I have written a TCP Socket program through which OBD-II devices connect now I want to host my TCP Socket code on Azure VM and this is my first time going with azure so the questions arise:

  1. Will Azure VM be able to handle 100K devices or more?
  2. If not which other Azure services should I use for this kind of problem.

Please help me to figure it out.

Thanks

CodePudding user response:

For TCP Listeners, you should use Azure VMs. In the past, it was also possible to work with Worker Roles (Cloud Services) but it is now deprecated. In terms of the workload, we can't tell if a single VM is enough or not, but you should have more than one for high availability reasons.

In your shoes, I would do a Proof Of Concept with two virtual machines, then a load test to check how it behaves. And in case, add more vms.

PS: Try to use Azure Virtual Machine Scale Sets as it will help you in case you need to scale the architectre when / if needed.

CodePudding user response:

According to the VM network throughput documentation on Github, Azure VMs support up to 500,000 inbound and 500,000 outbound flows. That's just from a networking perspective.

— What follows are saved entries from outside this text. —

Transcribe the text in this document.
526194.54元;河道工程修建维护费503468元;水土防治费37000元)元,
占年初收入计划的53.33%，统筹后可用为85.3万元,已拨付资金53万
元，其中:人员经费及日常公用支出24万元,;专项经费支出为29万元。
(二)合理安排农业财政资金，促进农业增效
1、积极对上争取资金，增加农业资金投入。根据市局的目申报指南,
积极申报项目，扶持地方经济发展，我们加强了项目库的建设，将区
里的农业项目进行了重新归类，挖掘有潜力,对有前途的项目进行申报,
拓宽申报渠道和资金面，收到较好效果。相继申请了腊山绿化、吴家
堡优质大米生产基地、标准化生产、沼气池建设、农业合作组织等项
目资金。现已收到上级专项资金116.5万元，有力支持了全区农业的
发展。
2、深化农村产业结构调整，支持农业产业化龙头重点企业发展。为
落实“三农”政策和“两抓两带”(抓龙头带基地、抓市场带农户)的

The next question is, can your server application handle the load induced by that many connections? That would seem to be a function of the number of concurrent requests, and the processing resources required to handle them.

So, the answer to 1. above is, "definitely maybe". You would need to benchmark in order to answer this question definitively.

If the answer you determine for your load pattern and application is "no", the answer to 2. might be to spin up multiple VMs, which you could do in a Virtual Machine Scale Set, or by manually spinning them up, and then putting an Azure Load Balancer in front of it.